Upon leaving the bus at our destination we found our way by Ye Olde Mill to a room where we were immediately engaged in learning about The Ice Cream Capital of Ohio, and its history of 103 years and four generations of the Drager family. Some of us then saw the Museum of Milling as we moved toward the Visitors Center, where several of the third and fourth generation of Dragers were soon speaking to us from a TV screen as our tour guide joined us for our visit. Her opening remarks established the background for the remainder of the story.
Soon we were on our way to the Ice Cream Museum, where we saw a nice variety of memorabilia of America’s developing ice cream industry at the turn of the 20th century, 100 plus years ago. In this area we saw ice cream dippers, milkshake machines, and one of the original ice cream freezers, capable of making 8 quarts in each batch. Today Velvet can produce more than 1,800 gallons each hour, and more than 5,000,000 gallons per year in the form of 3-gallon containers, 56-ounce naturals, half-gallons, pints, 3-ounce and 4-ounce cups, sandwiches and Power Pops.

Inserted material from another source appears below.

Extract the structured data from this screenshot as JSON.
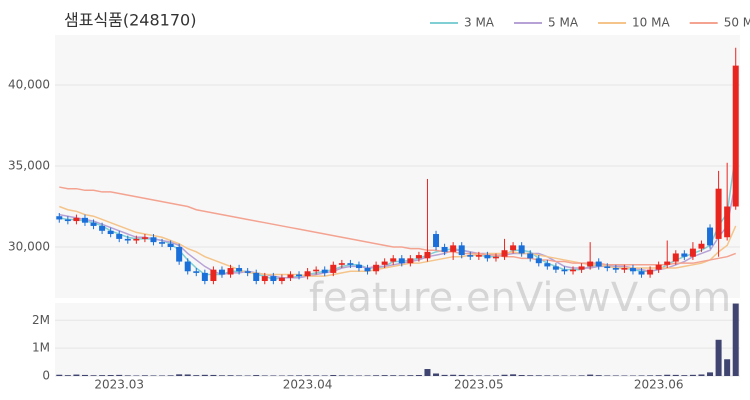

Then we moved on to the Ice Cream Viewing Gallery, an attractive room equipped with bleachers facing large windows overlooking the production (freezing and packaging) area and two TV screens. Our guide shared much information of interest about what we were observing, and about the related operations that we could not see: i.e., mix batching, pasteurization, homogenization, transfer to storage tanks for aging, and finally supply to the flavoring center prior to freezing. Some ice cream production equipment from the ’50s and ’60s was also in this room, a filler, fruit feeder, mix supply vat, and a first generation continuous freezer, similar to one with which your author had personal experience at Hopewell Dairy, Bellefontaine, Ohio, in the mid’50s.
The really good stuff came at the end, as we moved into the Ice Cream Store and Wheel Room Restaurant for a delightful lunch before rejoining Tom for the ride back to Kendal at Granville.